Kane's hands stroked my hair gently. His touch offered comfort without trying to rush me through the pain. "Sometimes we have to grieve the living. Sometimes that's harder than mourning the dead."
We talked about loss and acceptance as the sun set around us. Kane shared how he'd grieved his parents and the life he'd thought he'd have. His understanding helped me process the complex emotions of losing someone who was still physically present.
"I think part of me always knew," I admitted as darkness fell. "Even before the magic, even before Giana. The Raymond I fell in love with as a child was disappearing piece by piece. I just kept hoping I could bring him back."
"You can't save someone who doesn't want to be saved," Kane said gently. "And you can't love someone back into existence."
When he made love to me that night in the moonlit garden, it felt like finally letting go of the past and embracing the present. In Kane's arms, I found a peace I'd never experienced with Raymond, even in our happiest moments.
His touch was reverent, worshipful. As if he understood the significance of this moment. Every kiss was a promise of new beginnings.
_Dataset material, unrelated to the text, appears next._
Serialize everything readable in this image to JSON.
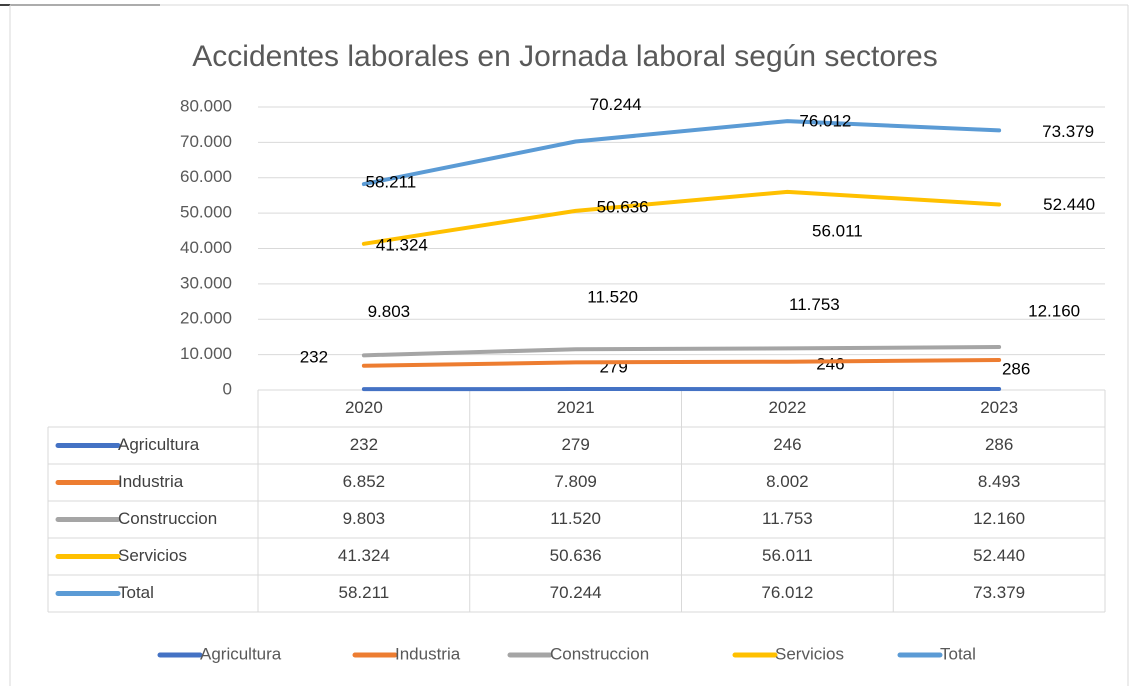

Every caress was a celebration of what we could build together.
"I love you," I whispered in the quiet aftermath. The words came naturally, inevitably, like water finding its course.
For a moment, Kane's entire body went still beneath me. His breathing stopped as if my words had frozen him in place. Then he pulled away, his walls slamming back up with devastating force.
"We shouldn't have let this get so complicated," he said. His voice was cold and distant, nothing like the warm, gentle man who'd been holding me moments before.
The rejection cut deeper than any physical wound. Especially after the emotional vulnerability I'd just shared. Just when I thought I'd found my future, Kane had torn it away, leaving me more alone than ever.